Twitter has more than 1,500 workers who can reset accounts and review various user breaches according to Bloomberg. That led to the speculation that the hack on July 15 could have been prevented if timelier actions were taken.
Security Issues Addressed
The report confirmed that these credentials gave restricted access to a majority of the employees involved in the social network’s security department. Nonetheless, they do note that it is a starting point to snoop on or even access an account illegally.
The “Risk Factors” section of Twitter’s 10-K yearly report, filed in 2015 with the Securities Exchange Commission (SEC) confirms that Dorsey & Co. had previously been warned of the possible risk vector:
“Our security measures may also be breached due to employee error, malfeasance, or otherwise. Additionally, outside parties may attempt to fraudulently induce employees; users or advertisers to disclose sensitive information in order to gain access to our data or our users’ or advertisers’ data or accounts; or may otherwise obtain access to such data or accounts.”

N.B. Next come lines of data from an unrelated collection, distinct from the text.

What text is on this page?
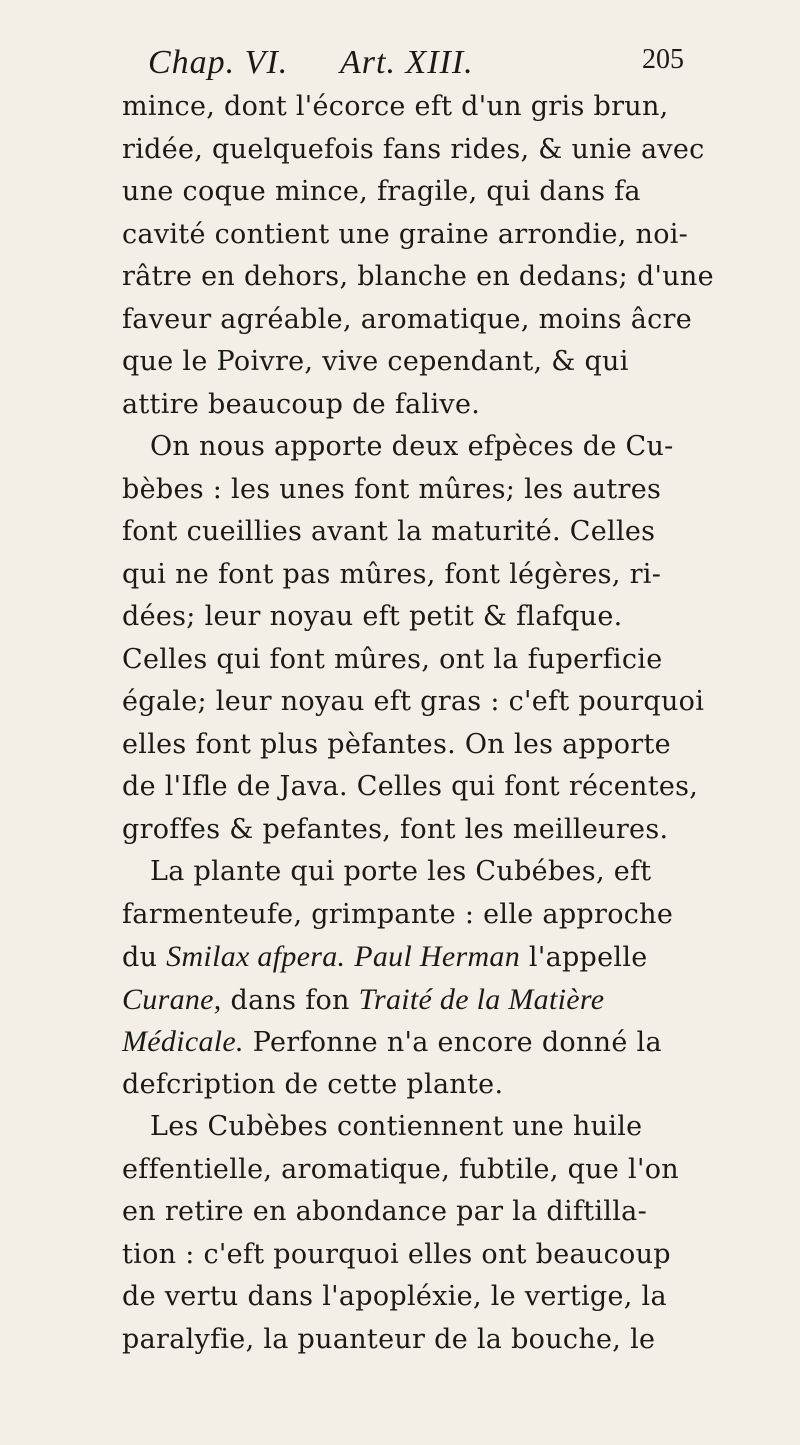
Chap. VI. Art. XIII.	205
mince, dont l'écorce eft d'un gris brun,
ridée, quelquefois fans rides, & unie avec
une coque mince, fragile, qui dans fa
cavité contient une graine arrondie, noi-
râtre en dehors, blanche en dedans; d'une
faveur agréable, aromatique, moins âcre
que le Poivre, vive cependant, & qui
attire beaucoup de falive.
On nous apporte deux efpèces de Cu-
bèbes : les unes font mûres; les autres
font cueillies avant la maturité. Celles
qui ne font pas mûres, font légères, ri-
dées; leur noyau eft petit & flafque.
Celles qui font mûres, ont la fuperficie
égale; leur noyau eft gras : c'eft pourquoi
elles font plus pèfantes. On les apporte
de l'Ifle de Java. Celles qui font récentes,
groffes & pefantes, font les meilleures.
La plante qui porte les Cubébes, eft
farmenteufe, grimpante : elle approche
du Smilax afpera. Paul Herman l'appelle
Curane, dans fon Traité de la Matière
Médicale. Perfonne n'a encore donné la
defcription de cette plante.
Les Cubèbes contiennent une huile
effentielle, aromatique, fubtile, que l'on
en retire en abondance par la diftilla-
tion : c'eft pourquoi elles ont beaucoup
de vertu dans l'apopléxie, le vertige, la
paralyfie, la puanteur de la bouche, le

Twitter Contractors Tested Challenges In 2017
Bloomberg highlighted that at one point between 2017 and 2018 the Twitter contractors developed a ‘game’; which comprised of flooding the help-desk with bogus questions. That allowed them to access celebrities’ accounts. They used that access to track private data and approximate locations that are based on the owner’s IP addresses.
Twitter’s 2020 10-K annual report that was filed with the SEC referred to “unauthorized parties” access:
“Unauthorized parties may also gain access to Twitter handles and passwords without attacking Twitter directly and; instead, access people’s accounts by using credential information from other recent breaches; using malware on victim machines that are stealing passwords for all sites, or a combination of both.”
The recent Twitter attack posted a fake Bitcoin giveaway through the accounts of some of the most powerful verified accounts around the world. They include Warren Buffett, Mike Bloomberg, Barack Obama, Joe Biden, Elon Musk, Kim Kardashian, Wiz Khalifa, George Wallace, Bill Gates, Kanye West, and Jeff Bezos, among others.